Intense gameplay will quickly show you where this headset gets warm, and unfortunately it's right next to your eyebrows. It takes quite a bit to make the headset heat up, but once it does you'll want to reposition HoloLens a little to keep your skin away from the warmer parts. This isn't hard to do thanks to the halo head connector used in mounting HoloLens, and the headset never got warm enough to feel more than a little uncomfortable, but it's still something to keep in mind.
For the most part, my attempts to break HoloLens itself failed. Apps, on the other hand, crash and break all the time. You can install a ton of apps from the Windows Store on HoloLens, but only the Made For HoloLens apps are actually guaranteed to work. Microsoft is working hard on this whole "One Windows" thing, and Windows Holographic is not a consumer product by any stretch, but this is still a little disjointed.
Five hours into my HoloLens adventure and it was time to charge the headset.
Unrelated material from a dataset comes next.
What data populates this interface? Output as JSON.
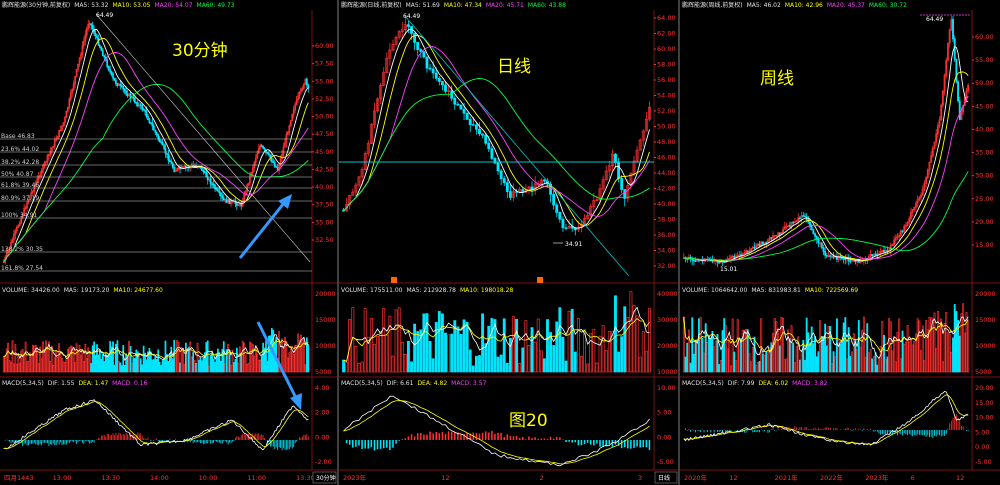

Instead of taking the headset off I decided to use a 6-foot cable and try to use the headset when plugged in. It turns out you can drain HoloLens faster than it can charge when you're playing Young Conker, so after another 30 minutes the headset finally shut down and left me wondering where I'd left the smartphone I hadn't touched in half a day.
There are so many things about HoloLens I absolutely love. I think Microsoft has mostly nailed the interface. It's a modern take on windowed apps that I wish I had in all of my VR spaces. With Windows Holographic being made available to partners, it's possible we'll see exactly that on the HTC Vive someday, and that would be incredible. I like the design of the headset, even if I don't fully appreciate the weight of the current field of view. While obviously it'd be amazing for HoloLens to be Google Glass thin and fill my field of view, reality is going to settle on something in the middle, and that's going to be fun.
As developer kits go, HoloLens is exciting. I can't wait to see what happens when more developers start building concepts for this headset. As for a consumer launch, lets hope Microsoft has a killer second revision in mind.